Jika kita menguji hati kita sendiri tidak jarang kita mendapati kesalahan yang sama terjadi pada kita. Ketika kita berhasil mencapai sesuatu, bagian mana dari keberhasilan itu yang membuat kita bersukacita? Bagian mana yang ingin kita banggakan di dalamnya? Tidak jarang kita lebih ingin memamerkan peranan kita daripada menonjolkan pertolongan Tuhan bagi kita. Kita sering bersukacita karena jasa kita atau hasil dari pencapaian itu daripada karena campur tangan Tuhan di dalamnya.

 

Hukuman dari TUHAN (ayat 14)

Ketidakpedulian terhadap keadilan dan kesombongan diri bukanlah kesalahan yang sepele. Perasaan bangsa Israel yang tumpul secara rohani perlu segera disadarkan kembali. Tapi bagaimana cara terbaik untuk menyadarkannya?

TUHAN akan menghukum bangsa Israel.
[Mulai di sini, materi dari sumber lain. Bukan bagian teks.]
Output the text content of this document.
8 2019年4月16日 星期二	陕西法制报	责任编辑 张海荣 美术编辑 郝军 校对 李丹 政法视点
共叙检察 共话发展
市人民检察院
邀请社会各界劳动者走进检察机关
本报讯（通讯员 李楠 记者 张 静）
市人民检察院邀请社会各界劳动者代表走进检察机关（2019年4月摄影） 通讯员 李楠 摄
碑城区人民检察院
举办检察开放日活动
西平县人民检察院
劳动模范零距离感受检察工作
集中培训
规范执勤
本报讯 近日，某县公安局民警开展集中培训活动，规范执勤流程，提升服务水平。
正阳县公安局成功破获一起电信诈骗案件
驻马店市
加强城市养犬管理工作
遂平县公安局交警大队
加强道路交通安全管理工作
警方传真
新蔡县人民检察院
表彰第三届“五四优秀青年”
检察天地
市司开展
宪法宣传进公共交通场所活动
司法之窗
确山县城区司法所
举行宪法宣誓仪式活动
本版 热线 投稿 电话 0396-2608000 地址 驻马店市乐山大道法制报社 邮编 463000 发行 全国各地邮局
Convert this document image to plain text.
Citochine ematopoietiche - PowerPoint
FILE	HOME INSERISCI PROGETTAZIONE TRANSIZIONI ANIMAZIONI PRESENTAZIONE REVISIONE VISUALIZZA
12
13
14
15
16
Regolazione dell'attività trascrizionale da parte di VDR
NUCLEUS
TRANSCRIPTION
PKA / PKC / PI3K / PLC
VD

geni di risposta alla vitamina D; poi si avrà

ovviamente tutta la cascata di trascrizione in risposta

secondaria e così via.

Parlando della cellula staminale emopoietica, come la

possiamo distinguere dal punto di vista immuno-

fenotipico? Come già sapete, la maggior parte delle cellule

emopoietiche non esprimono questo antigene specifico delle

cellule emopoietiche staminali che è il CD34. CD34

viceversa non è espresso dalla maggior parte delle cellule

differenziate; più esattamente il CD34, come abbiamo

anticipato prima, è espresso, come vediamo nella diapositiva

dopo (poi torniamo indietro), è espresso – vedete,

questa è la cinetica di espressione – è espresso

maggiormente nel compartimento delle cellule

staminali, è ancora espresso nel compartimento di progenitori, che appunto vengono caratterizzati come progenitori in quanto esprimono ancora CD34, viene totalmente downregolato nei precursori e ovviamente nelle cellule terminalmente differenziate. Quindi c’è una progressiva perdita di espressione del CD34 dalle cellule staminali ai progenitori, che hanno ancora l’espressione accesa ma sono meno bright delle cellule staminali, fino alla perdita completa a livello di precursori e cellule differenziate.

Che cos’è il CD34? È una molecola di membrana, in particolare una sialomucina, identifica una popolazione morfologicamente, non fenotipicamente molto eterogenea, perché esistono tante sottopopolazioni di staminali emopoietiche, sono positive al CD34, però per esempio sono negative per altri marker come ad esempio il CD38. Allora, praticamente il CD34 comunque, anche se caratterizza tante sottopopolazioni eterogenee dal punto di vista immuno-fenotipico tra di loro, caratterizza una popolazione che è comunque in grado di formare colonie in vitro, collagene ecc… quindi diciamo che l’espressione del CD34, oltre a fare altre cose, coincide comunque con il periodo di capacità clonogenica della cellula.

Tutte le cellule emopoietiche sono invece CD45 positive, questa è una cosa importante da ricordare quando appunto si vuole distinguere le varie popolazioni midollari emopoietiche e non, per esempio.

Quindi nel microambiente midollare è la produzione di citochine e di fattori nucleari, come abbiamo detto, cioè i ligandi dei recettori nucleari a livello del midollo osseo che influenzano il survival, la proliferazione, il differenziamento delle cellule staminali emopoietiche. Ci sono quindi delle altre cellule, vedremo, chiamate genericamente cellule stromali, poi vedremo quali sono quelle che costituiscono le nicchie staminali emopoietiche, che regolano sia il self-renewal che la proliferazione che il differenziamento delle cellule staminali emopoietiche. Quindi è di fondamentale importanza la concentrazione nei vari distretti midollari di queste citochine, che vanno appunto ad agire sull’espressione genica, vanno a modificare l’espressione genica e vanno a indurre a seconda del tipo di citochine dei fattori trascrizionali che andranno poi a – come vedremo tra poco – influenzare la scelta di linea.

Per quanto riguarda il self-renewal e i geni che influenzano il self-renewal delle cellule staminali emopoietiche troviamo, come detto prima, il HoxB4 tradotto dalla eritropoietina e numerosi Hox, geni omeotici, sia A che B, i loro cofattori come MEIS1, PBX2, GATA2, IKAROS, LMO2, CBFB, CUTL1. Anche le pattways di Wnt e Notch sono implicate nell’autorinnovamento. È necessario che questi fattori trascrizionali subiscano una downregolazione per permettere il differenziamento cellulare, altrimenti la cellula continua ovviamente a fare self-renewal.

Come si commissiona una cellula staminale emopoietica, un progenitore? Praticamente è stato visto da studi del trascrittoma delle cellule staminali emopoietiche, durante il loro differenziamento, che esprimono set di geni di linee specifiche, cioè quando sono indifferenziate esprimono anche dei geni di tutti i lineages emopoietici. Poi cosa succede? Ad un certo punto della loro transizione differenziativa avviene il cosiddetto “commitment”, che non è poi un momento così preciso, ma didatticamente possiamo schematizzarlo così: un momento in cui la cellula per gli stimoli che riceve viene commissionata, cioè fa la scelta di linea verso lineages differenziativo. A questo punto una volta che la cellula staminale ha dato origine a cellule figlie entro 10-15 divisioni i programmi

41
Dia telah menyiapkan sebuah rencana. Dia akan membangkitkan sebuah bangsa yang akan menindas bangsa Israel dari Hamat sampai Laut Araba. Bangsa yang dimaksud adalah Asyur (2Raj. 17:20). Dari ancaman hukuman yang diberitakan di Amos 6:14 kita belajar tiga hal penting tentang hukuman TUHAN.

Pertama, hukuman TUHAN bersifat pasti. Pada waktu ancaman hukuman ini diberikan bangsa Asyur belum memiliki kekuatan yang begitu besar. Namanya pun belum disebutkan dalam nubuat ini (“sebuah bangsa”). Kata kerja yang digunakan juga masih futuris (“Aku akan membangkitkan”). Bangsa Israel tidak menganggap keberadaan Asyur sebagai ancaman sama sekali. Ternyata TUHAN benar-benar menepati janji-Nya. Nubuat ini digenapi 30 tahun sesudahnya.

Ancaman hukuman dari TUHAN bukan sekadar gertak sambal. Walaupun apa yang Dia katakan kadangkala tidak langsung menjadi kenyataan, Dia pasti akan melaksanakannya. Janji TUHAN memang kadang terlihat lambat (di mata kita), tetapi sebenarnya selalu tepat (di mata Dia). Janji TUHAN adalah sesuatu yang pasti, bukan sekadar aspirasi, apalagi halusinasi.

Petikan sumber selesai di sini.